The city of Passau owes its origins and development to its unique topo- and economic-geographical location. The rivers Danube, Inn and Ilz opened and still open the way to neighbouring and more distant areas of Europe. They form the basis for several thousand years of settlement history since the 5th millennium BC. Cultural and associated "economic" exchange can be traced in all directions from this time until today.
Old town with cathedral (bishop's seat from 739), Niedernburg monastery and town hall, Roman Museum Fort Boiotro, Veste Oberhaus with museum.
The Roman Museum Fort Boiotro is located in a late medieval craftsman's house in Passau's Innstadt district. It rests on the foundations of the late Roman fort of Boiotro, which the Romans built around 280 AD. In 375, the fort was evacuated by the military and fell into disrepair. The Roman diplomat Severin had a small monastery built in the ruins of the fort at the end of the 5th century. Remains of the monastery, the fort wall and the watchtowers are visibly preserved in the open-air area and in the museum.

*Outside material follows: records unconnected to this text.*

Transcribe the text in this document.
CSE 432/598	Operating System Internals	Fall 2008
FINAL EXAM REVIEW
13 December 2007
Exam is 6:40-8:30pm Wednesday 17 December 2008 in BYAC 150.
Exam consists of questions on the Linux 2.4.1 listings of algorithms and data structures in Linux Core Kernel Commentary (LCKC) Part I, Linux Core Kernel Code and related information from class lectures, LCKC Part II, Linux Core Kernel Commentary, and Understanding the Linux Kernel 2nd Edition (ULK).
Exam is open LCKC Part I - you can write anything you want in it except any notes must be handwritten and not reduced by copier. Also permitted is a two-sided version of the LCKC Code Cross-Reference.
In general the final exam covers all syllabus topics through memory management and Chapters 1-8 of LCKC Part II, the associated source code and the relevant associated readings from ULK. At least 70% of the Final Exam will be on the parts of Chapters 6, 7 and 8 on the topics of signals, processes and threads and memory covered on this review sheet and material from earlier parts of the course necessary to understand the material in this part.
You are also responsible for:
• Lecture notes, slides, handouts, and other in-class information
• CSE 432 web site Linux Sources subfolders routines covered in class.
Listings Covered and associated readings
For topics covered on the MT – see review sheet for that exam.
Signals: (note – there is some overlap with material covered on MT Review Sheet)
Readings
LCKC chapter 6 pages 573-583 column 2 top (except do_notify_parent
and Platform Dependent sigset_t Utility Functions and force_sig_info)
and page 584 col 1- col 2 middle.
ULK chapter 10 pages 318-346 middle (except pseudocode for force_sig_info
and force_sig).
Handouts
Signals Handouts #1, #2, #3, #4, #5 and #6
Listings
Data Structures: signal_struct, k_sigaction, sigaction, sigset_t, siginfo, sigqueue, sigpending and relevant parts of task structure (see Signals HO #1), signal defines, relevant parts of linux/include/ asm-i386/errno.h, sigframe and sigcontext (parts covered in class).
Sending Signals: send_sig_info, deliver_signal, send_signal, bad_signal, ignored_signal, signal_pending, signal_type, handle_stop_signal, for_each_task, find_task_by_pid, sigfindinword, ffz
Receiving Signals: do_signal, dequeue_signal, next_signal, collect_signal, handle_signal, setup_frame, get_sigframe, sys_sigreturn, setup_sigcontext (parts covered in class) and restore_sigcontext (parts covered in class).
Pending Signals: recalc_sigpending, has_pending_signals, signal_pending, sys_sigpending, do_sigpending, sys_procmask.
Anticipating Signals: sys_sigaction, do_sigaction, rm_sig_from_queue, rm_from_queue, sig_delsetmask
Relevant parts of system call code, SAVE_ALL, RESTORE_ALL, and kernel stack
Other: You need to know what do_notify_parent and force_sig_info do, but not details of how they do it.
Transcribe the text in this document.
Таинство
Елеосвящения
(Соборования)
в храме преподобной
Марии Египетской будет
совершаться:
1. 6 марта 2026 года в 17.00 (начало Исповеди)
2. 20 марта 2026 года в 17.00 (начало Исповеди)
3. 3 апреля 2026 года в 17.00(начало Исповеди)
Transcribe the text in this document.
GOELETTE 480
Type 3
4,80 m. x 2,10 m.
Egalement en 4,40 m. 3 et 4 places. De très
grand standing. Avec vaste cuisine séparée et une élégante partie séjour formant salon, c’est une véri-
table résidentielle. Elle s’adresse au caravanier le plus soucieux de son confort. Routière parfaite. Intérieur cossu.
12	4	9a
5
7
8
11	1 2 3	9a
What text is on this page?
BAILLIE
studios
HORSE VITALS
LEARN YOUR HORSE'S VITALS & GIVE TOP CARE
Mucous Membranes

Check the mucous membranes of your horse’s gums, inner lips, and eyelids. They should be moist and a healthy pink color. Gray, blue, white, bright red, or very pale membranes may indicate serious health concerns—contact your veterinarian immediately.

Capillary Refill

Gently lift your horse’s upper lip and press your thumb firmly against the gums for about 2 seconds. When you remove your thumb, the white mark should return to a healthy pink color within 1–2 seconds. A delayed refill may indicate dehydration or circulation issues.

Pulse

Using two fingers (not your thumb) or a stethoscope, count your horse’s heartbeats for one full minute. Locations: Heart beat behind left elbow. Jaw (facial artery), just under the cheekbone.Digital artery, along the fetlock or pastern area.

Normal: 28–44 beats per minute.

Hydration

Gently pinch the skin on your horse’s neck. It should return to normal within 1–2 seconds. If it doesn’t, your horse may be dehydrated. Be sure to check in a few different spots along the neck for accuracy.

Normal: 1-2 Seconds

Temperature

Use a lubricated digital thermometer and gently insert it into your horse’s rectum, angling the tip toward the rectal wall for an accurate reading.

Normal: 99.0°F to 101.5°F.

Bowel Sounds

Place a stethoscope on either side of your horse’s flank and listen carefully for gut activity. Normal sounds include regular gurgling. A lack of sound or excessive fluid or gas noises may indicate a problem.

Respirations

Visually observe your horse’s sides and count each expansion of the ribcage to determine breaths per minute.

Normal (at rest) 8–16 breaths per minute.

In the new conception carried out in 2014, the Boiotro fort is the most important exhibit. 600 other objects with ancient sources, explanatory texts, figurines with audio stations and numerous models also convey a vivid picture of the 400 years of Roman rule in what is now Passau. The Danube, as the northern border, separated the Roman Empire from Barbaricum, while the Inn formed a provincial and customs border. Digital media such as touch screens, a light installation and a virtual reconstruction illustrate Passau's complex Roman history with its 5 forts and surrounding civilian settlements.
Guided tours by the city archaeology every 1st and 3rd Wednesday of the month at 5.00 pm. Group tours are also possible outside opening hours.